In 1920, Damien O’Donovan is newly graduated doctor in Ireland whose brother Teddy is a local leader in the Irish Republican Army fighting against the British. Even after a raid in which one of his friends is killed, he resists joining up himself, arguing that the British are too strong. However he changes his mind after he witnesses the crew of a train being brutalized for refusing to transport British soldiers. After some training, he participates in various missions that involve ambushing and killing British soldiers. They are even captured and Teddy is tortured but they manage to escape due to the actions of a sympathetic half-Irish soldier. Damien’s conscience is particularly tested when in the course of identifying a traitor who informed on them, he is ordered to execute a young boy he has known all his life. Eventually the stiffness of their resistance brings about a peace treaty between the British and the Irish but not all of them are willing to accept the terms of the treaty.
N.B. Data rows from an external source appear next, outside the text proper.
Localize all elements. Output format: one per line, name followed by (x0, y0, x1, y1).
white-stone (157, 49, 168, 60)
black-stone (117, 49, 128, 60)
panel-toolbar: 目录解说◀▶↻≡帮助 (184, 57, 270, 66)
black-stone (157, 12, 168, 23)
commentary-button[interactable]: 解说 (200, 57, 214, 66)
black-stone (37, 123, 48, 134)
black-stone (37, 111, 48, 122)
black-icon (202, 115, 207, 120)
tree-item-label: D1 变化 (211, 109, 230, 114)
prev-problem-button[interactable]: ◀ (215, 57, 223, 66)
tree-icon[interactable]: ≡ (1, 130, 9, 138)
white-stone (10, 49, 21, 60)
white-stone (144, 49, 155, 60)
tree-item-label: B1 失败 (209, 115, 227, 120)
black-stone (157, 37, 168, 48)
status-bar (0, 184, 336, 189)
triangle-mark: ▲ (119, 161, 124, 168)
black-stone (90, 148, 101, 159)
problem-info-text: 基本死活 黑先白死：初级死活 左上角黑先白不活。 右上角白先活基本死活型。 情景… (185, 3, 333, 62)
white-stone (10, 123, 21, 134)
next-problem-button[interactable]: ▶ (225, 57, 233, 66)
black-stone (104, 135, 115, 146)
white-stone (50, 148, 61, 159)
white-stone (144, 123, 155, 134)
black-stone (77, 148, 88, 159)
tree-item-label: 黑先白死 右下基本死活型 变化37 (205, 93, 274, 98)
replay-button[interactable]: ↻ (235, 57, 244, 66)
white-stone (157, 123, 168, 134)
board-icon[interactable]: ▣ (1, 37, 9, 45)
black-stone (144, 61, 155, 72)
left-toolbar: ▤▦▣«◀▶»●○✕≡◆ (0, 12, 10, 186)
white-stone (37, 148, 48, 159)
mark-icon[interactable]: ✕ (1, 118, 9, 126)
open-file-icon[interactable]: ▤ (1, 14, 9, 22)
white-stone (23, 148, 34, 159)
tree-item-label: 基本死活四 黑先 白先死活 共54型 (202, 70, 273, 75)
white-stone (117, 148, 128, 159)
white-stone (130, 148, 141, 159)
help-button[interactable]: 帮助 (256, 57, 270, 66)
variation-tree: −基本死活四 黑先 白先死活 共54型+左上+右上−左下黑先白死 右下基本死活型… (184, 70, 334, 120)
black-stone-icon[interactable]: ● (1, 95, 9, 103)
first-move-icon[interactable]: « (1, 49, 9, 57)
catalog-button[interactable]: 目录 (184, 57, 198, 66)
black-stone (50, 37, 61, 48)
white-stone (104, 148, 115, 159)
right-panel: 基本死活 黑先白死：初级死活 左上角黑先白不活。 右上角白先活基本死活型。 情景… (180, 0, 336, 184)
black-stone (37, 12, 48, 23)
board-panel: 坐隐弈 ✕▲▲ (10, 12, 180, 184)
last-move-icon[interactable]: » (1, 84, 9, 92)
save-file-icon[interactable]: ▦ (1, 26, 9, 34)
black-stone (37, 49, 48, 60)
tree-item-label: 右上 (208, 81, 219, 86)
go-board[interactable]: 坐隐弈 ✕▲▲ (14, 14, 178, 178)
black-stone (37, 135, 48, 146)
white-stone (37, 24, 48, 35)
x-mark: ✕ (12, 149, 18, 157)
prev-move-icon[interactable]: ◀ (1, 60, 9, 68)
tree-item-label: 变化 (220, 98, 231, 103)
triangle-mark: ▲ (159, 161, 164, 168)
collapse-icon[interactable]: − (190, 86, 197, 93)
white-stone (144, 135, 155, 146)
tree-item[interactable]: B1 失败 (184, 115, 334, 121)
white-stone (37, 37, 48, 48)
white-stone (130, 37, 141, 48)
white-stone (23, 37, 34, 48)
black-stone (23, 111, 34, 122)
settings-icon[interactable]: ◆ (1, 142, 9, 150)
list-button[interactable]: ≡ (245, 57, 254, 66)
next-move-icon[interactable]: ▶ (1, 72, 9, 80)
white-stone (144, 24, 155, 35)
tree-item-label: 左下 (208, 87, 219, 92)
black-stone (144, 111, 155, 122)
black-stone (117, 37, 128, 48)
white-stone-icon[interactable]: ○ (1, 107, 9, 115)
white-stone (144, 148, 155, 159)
The story of these two brothers are fictional but the historical background of their struggle is real and the details ring true as well. Loach is astonishingly good at conveying to the audience a reasonably complete picture of what went on in Ireland during this period, both on the national stage and at the local level. The range of the emotions that is captured is superb from the helpless frustration that they feel when subjected to British brutality to Damien’s anguish when he is forced to kill one of his own. I particularly liked how they show that it is not easy to get their barely trained recruits to kill. The film doesn’t pretend either that what they do, ambushing soldiers when they have little hope of fighting back, is pure savagery though their leaders justify it by claiming that they have no chance of winning otherwise. Damien even wonders if the brutality that they have to resort to is worth is. The battle scenes are well shot, giving the audience a perfectly clear idea of what is going. This is just a masterful film on multiple levels.
I’d take some points off for a number of flaws however. Using the story of two brothers who end up on opposite sides of the struggle after a peace treaty with the British is signed is very dramatic. Yet it is also very on the nose especially when they have the Pro-Treaty forces raid the very same house that they witnessed the British targeting earlier in the film. Then there’s how the director has a sympathetic character soapbox on why it’s meaningless to settle on a peace without an accompanying socialist revolution to overthrow the capitalist class. From what I understand, there was indeed a socialist element in the uprising but I’m not sure that it played as central a role in rejecting the peace treaty as the director would have it here. Loach’s personal bias is even more conspicuous in that his sympathies clearly lie with the Anti-Treaty side and so the film is completely silent on the fact that Ireland did indeed eventually become a republic as Teddy envisaged.
I’d still recommend this as a fantastic film and it did make me realize that I know less about Ireland’s history than I thought I did. It’s also surprising that Loach is quite competent at filming decent action scenes, a talent that I wouldn’t have expected of him. Even so I believe that his strong anti-establishment views gets in the way of its quality. It’s a bit of conundrum I suppose. He would not have been so motivated to make such a film if not for how strongly he feels yet the less than subtle sermonizing here works against the effectiveness of its message.